Si torna cambiati dalla Terra Santa?
«Da giovane pensavo che non ci fosse bisogno di andarci; la prima volta che ci sono andato, a 30 anni, ho sentito il significato sacramentale di quella Terra. È l’ambiente stesso che ci parla di Gesù. Certo, sono importanti i santuari, ma anche i contesti naturali: il deserto, il lago, la vegetazione sono gli ambienti ai quali Gesù fa costante riferimento. E poi i luoghi delle altre fedi che comunque ci interpellano: il Sinai, il Muro del pianto, la Spianata delle moschee. Anch’io a Gerusalemme vado a pregare al Muro del pianto come aveva fatto Giovanni Paolo II. È un pellegrinaggio alle nostre radici. Abramo è colui che ci unisce, ed è ciò che ci unisce che va cercato più di ciò che ci divide. Dobbiamo conoscerci meglio, anche qui a Cremona. Gerusalemme significa ‘città della pace’, è la città dei cercatori di Dio, e noi abbiamo la grande responsabilità di testimoniare il vero volto di Dio».
L’arcivescovo di Milano Delpini ha parlato di due popoli che hanno sofferto troppo e fatto troppo soffrire.
«Sì, è quello che accade quando la violenza è ritenuta l’unico modo per affrontare i conflitti, quando si cede a una lettura violenta e forzata delle Scritture sacre. È una tendenza presente nelle religioni, non esclusa la nostra, come avvertito da papa Francesco e adesso da Leone XIV, un Papa ‘diversamente americano’».
Il rischio è sempre quello dell’estremismo.

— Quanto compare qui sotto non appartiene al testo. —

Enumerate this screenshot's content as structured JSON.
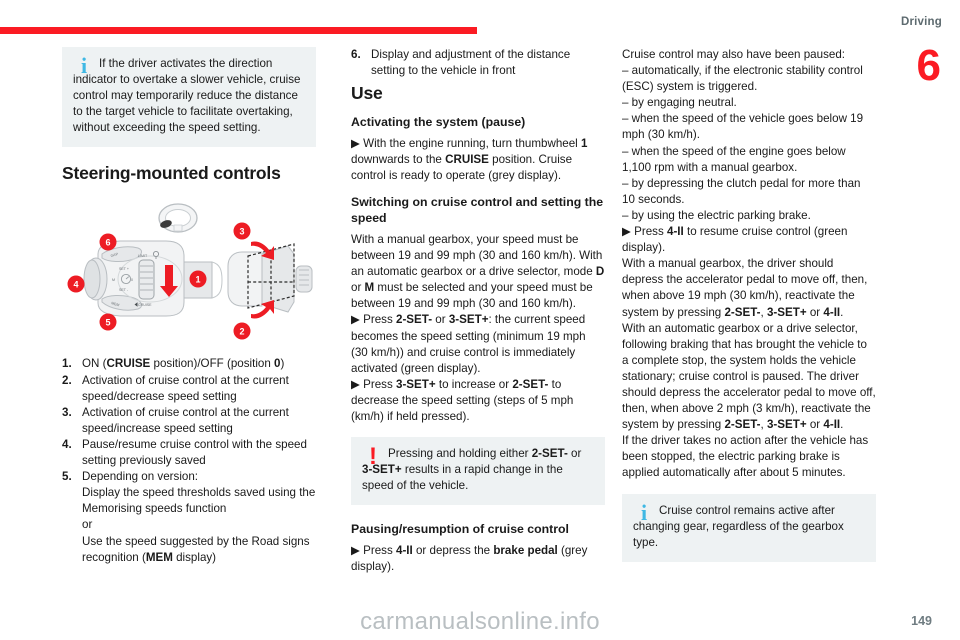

«Come ho detto una volta in un’omelia, noi cristiani non siamo estremisti né di destra né di sinistra, ma dobbiamo essere estremisti dell’alto, cioè del cielo di Dio, e del basso, cioè dei piccoli e dei poveri. La parola-chiave, in entrambe le direzioni, è l’ascolto. Dio è il grande ascoltatore, Maria è la grande ascoltatrice, noi come Chiesa italiana impegnata nel cammino sinodale siamo impegnati a metterci in ascolto. Anche del Papa, che incontreremo ad Assisi, tra il 17 e il 20 novembre, alla prossima assemblea generale della Cei».